Illumination

by Jessica Granger

I spend my days waiting for her, waiting to feel her hands search my base for the switch that would illuminate her face. We’ve been together for several years now, since the paint on the walls was changed from pink back to white. She enters the room and sits in front of me again. I can hear a sound and she reaches out to pick it up, she puts it to her ear and there’s silence.

She throws her head back and makes the face she does when she’s happy, the days when I seem to shine a little bit brighter against her fair skin. Her teeth are exposed, lips split wide as she starts to spread colors on her face with a brush. She leans in closely to the shiny surface that sits behind me, touching the puffy circles under her bloodshot eyes, the only indication that she doesn’t sleep well. We spend most of our mornings and nights this way, sitting within arm’s reach of each other.

She sets the device down, dims me, and we face each other. All of that false bravado leaves her in a rush. Her face suddenly blanches as she turns to stare behind her. Lips crinkled and unformed, she clicks me down again. She turns toward the open space of the house beyond the door and pauses, waiting for something to move. I can’t see the rise of her chest, as if even that has stopped.
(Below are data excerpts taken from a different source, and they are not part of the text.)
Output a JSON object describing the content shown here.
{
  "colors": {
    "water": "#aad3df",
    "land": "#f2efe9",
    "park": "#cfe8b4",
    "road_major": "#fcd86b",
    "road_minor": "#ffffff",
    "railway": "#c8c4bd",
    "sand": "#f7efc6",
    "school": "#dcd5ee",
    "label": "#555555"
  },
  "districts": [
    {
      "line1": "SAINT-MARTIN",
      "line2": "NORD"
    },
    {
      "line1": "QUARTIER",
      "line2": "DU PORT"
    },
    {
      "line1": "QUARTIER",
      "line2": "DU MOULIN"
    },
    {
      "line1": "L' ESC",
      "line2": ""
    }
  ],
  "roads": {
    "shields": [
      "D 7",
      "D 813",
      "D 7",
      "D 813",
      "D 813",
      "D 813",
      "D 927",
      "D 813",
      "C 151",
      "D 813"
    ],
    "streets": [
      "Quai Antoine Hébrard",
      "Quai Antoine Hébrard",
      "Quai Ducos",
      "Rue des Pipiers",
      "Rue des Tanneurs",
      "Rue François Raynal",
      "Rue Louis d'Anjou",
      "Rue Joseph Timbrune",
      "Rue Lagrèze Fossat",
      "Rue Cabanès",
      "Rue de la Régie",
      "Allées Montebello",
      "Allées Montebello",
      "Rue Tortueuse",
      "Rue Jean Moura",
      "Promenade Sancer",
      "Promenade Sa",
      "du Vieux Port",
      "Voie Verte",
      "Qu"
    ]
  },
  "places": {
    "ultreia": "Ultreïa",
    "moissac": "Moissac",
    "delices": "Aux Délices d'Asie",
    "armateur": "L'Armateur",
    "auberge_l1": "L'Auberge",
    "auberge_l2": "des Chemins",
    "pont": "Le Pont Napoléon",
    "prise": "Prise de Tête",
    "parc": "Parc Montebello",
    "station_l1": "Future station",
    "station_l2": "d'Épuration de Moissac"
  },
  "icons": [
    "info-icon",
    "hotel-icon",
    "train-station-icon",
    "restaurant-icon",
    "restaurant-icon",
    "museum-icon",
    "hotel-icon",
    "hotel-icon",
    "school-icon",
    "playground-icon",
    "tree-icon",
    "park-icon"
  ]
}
She does this every once in a while, reacts this way to a sound just outside of our space, and it always ends the same way. She would turn me down even lower, until I was almost out and there was impending darkness. She would try to hide in my shadow, a penumbra of comfort, as if she held completely still he would just go away, but he never did.

He’d come in and knock me over, jostle me from my spot next to her in his mad dash to grab her so hard the table I sit on would shake from the force. I’d fall over, but she would always pick me up when he left, fix the little pieces of glass that would break off during the earthquakes of his movements.

He’d loom over her, rip at her skin, and fall on top of her like a coffin. He’d gyrate in deep grooves that seemed to suck her in and rescind her livelihood, when she’d melt into the mattress and turn her head away from him. My light is never strong enough to see much of anything, but I never miss the shine of tears like a beacon on her beautiful face or the dark stains on the sheets once he gets up, breathlessly laughing as he wipes himself with a pudgy hand.

I am always there afterward to highlight the scrapes and bruises along her collarbone and down to her ankles. We are always together when she turns around and checks the rainbow colors as they fade from her hips, and I watch her as she always, finally, finds the courage to shut me off at night, even if I can still hear her crying in the darkness.